I have some broken wells in my life — people and relationships that I go to hoping for encouragement, reassurance, approval, or support — but the well is not able to supply my need. Each time I return, I find myself hoping that this trip to well will be different. I keep hoping that maybe this trip I'll finally be "good enough" to get the response I was hoping for.
These broken wells disappoint me over and over again, but I continue to return to them. Sometimes I do this out of habit. More often, I do it out of a desperate need to get that imagined stamp of approval that will finally make me good enough in that person's eyes — and therefore in my own (or so I seem to believe).
I operate out of an assumption that the well is not working because I am broken, a belief that I need to fix myself or my approach to drawing from the well in order for the well to work again. So I keep returning and returning and returning, but my bucket is never filled. This becomes an addictive need to draw life-giving water from a broken well that cannot give it to me. And in the meantime, I continue to grow more and more thirsty, driving the addictive habit deeper into my patterns of behavior.
Freedom comes only in the moment that I am able to recognize that the well is broken. When I recognize that the well simply has no water to give me, I can stop returning to that well and go find a different source.
In the world of emotional needs, sometimes this means accepting that a certain person is not able to give me the approval or support that I need in a given situation, and I need to find other people who can do so. No one person or relationship can supply all of our emotional needs, and it's important to know who to turn to for different kinds of support. Other times, it may mean accepting that no one can meet my thirsty craving for approval and support until I can give it to myself because only then am I able to truly accept it from others. In this case, I'm going to the wrong well altogether by looking for someone else to supply what I can't give to myself.
Even this can be taken to unhealthy extremes, though. My tendency is try to convince myself that it is better to simply never need any more water from any other well. I want to believe that it should be possible to supply all of my emotional needs from my own well, but this all-or-nothing approach doesn't work either. The thirst is real, and my well has its dry spells too. We are social creatures, and even the healthiest of us have times when we are discouraged and need some support from outside ourselves to regain our footing. In those dry times, we learn to value ourselves again by seeing our worth in the mirror that others show us.

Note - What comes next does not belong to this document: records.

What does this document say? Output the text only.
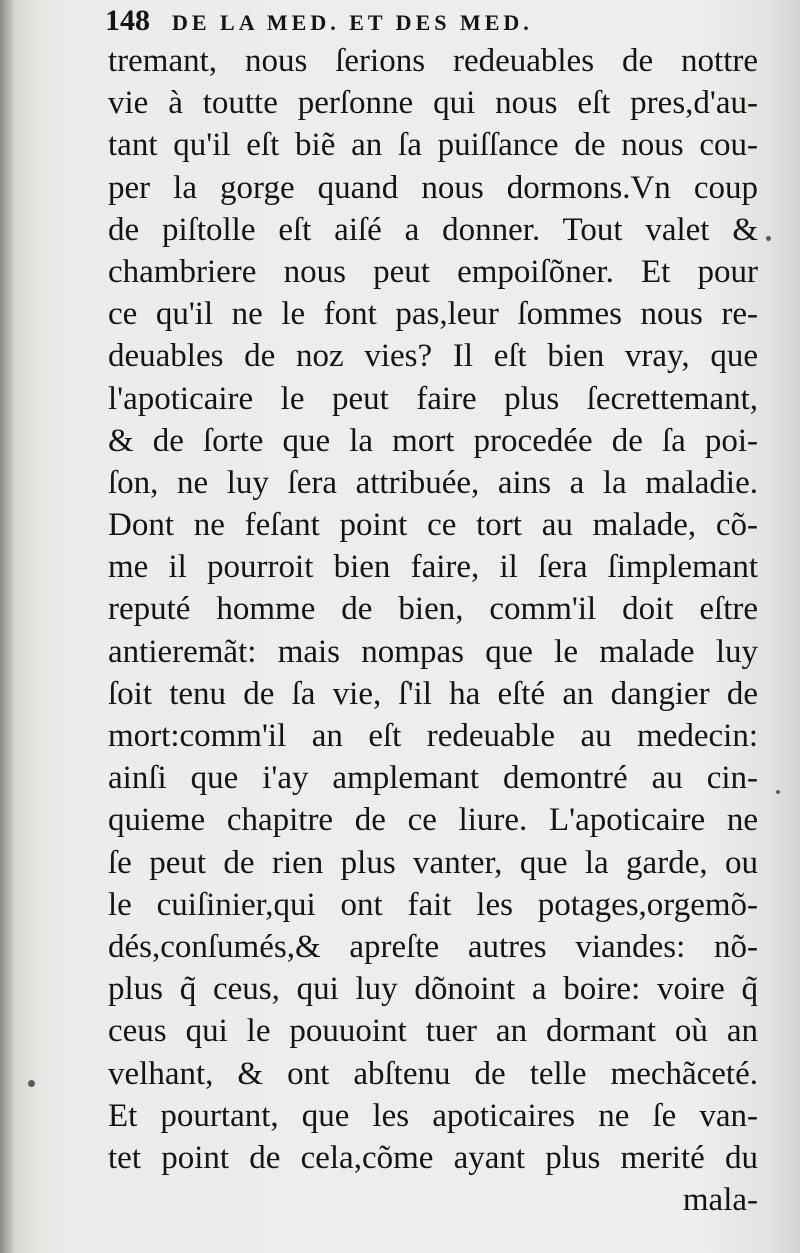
148 DE LA MED. ET DES MED.
tremant, nous ſerions redeuables de nottre
vie à toutte perſonne qui nous eſt pres,d'au-
tant qu'il eſt biẽ an ſa puiſſance de nous cou-
per la gorge quand nous dormons.Vn coup
de piſtolle eſt aiſé a donner. Tout valet &
chambriere nous peut empoiſõner. Et pour
ce qu'il ne le font pas,leur ſommes nous re-
deuables de noz vies? Il eſt bien vray, que
l'apoticaire le peut faire plus ſecrettemant,
& de ſorte que la mort procedée de ſa poi-
ſon, ne luy ſera attribuée, ains a la maladie.
Dont ne feſant point ce tort au malade, cõ-
me il pourroit bien faire, il ſera ſimplemant
reputé homme de bien, comm'il doit eſtre
antieremãt: mais nompas que le malade luy
ſoit tenu de ſa vie, ſ'il ha eſté an dangier de
mort:comm'il an eſt redeuable au medecin:
ainſi que i'ay amplemant demontré au cin-
quieme chapitre de ce liure. L'apoticaire ne
ſe peut de rien plus vanter, que la garde, ou
le cuiſinier,qui ont fait les potages,orgemõ-
dés,conſumés,& apreſte autres viandes: nõ-
plus q̃ ceus, qui luy dõnoint a boire: voire q̃
ceus qui le pouuoint tuer an dormant où an
velhant, & ont abſtenu de telle mechãceté.
Et pourtant, que les apoticaires ne ſe van-
tet point de cela,cõme ayant plus merité du
mala-
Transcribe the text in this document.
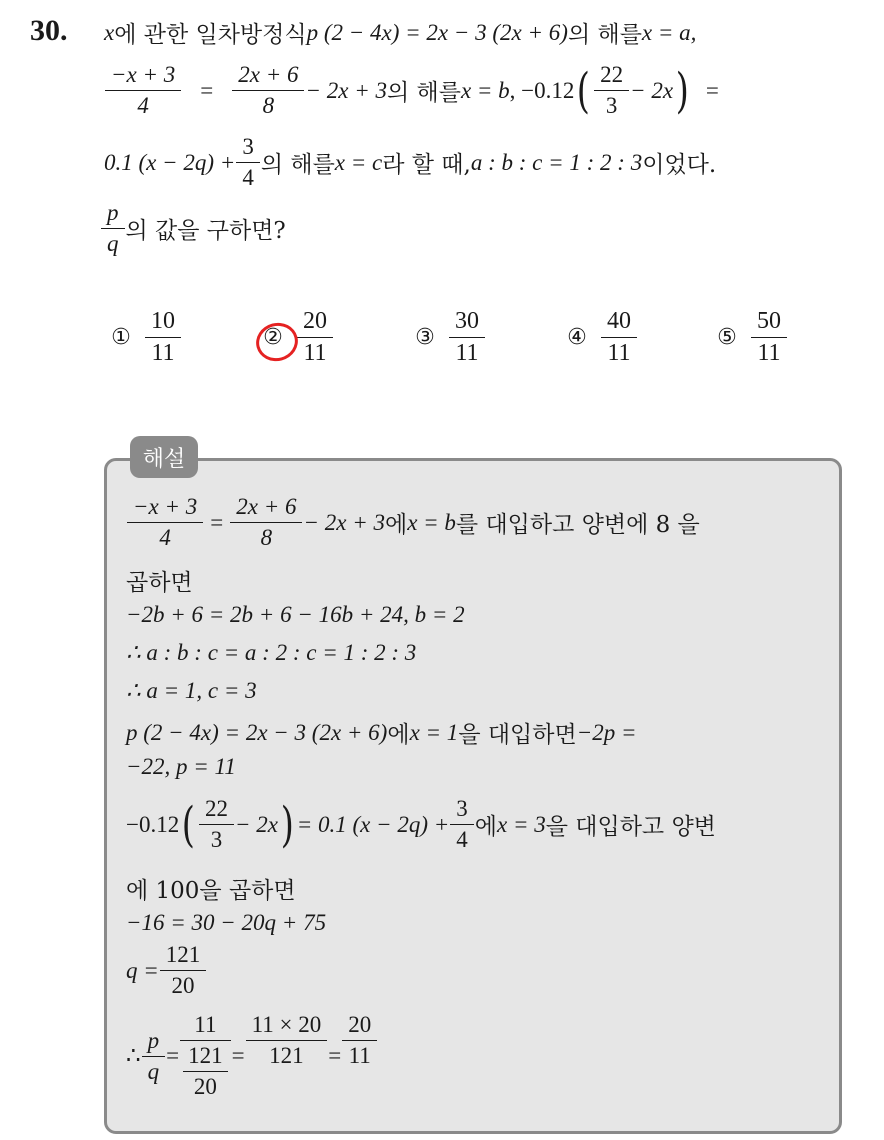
30. x 에 관한 일차방정식 p (2 − 4x) = 2x − 3 (2x + 6) 의 해를 x = a,
$\frac{-x + 3}{4} = \frac{2x + 6}{8} - 2x + 3$ 의 해를 x = b , −0.12 ( $\frac{22}{3} - 2x$ ) =
0.1 $(x - 2q) + \frac{3}{4}$ 의 해를 x = c 라 할 때, a : b : c = 1 : 2 : 3 이었다.
$\frac{p}{q}$ 의 값을 구하면?
① $\frac{10}{11}$	② $\frac{20}{11}$	③ $\frac{30}{11}$	④ $\frac{40}{11}$	⑤ $\frac{50}{11}$
해설
$\frac{-x + 3}{4} = \frac{2x + 6}{8} - 2x + 3$ 에 x = b 를 대입하고 양변에 8 을
곱하면
−2b + 6 = 2b + 6 − 16b + 24, b = 2
∴ a : b : c = a : 2 : c = 1 : 2 : 3
∴ a = 1, c = 3
p (2 − 4x) = 2x − 3 (2x + 6) 에 x = 1 을 대입하면 −2p =
−22, p = 11
−0.12 ( $\frac{22}{3} - 2x$ ) = 0.1 $(x - 2q) + \frac{3}{4}$ 에 x = 3 을 대입하고 양변
에 100을 곱하면
−16 = 30 − 20q + 75
$q = \frac{121}{20}$
∴ $\frac{p}{q} = 11$
121
$20 = \frac{11 \times 20}{121} = \frac{20}{11}$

My own work on breaking to these broken wells of my past is teaching me to divide my efforts into several interconnected areas. First, I’m identifying the broken wells in my life, accepting that they are broken, and choosing not to continue to go back to them in the hope of a new result. This works best when I am able to treat myself and my broken wells with compassion and kindness. The fact that someone may not be able to provide the support I need in a given situation does not make them a bad person, but it does mean that they are not able to meet the need that I am asking them to meet. As humans, we all have our limits to what we can give.
Second, I’m identifying new wells to give me a range of options when I need support so that I don't become overly focused on any one source, since no well can do it all. Keep in mind that someone may be a great support in one area even though they are not in another area. None of us are one-dimensional, and all of us have our highs and lows when we are more or less able to give to others the kind of support they want from us. The more wells I have to choose from, the more likely it is that I will be able to find one that is working for me when I need it.
Third, I am focusing on repairing and tending to my own well, cultivating the inner resources I need to bring my thirst down to quenchable levels. This will make me less desperate and less demanding of other wells, which will increase the likelihood that those wells will be able to provide the support I need when it is necessary. In addition, the healthier my own well is, the more I will have to give to others so that they do not experience their relationship with me as a broken well.
These three approaches work together to make sure I have access to the life-giving water of support and encouragement when I need it and that I am best able to give that same life-giving water to others.
Do you have any broken wells in your life that need tended to (if your own) or replaced (if someone else's) in order to better meet your needs for emotional support and encouragement? What steps can you take to increase the chances that you will have a supply of life-giving sustenance when you need it?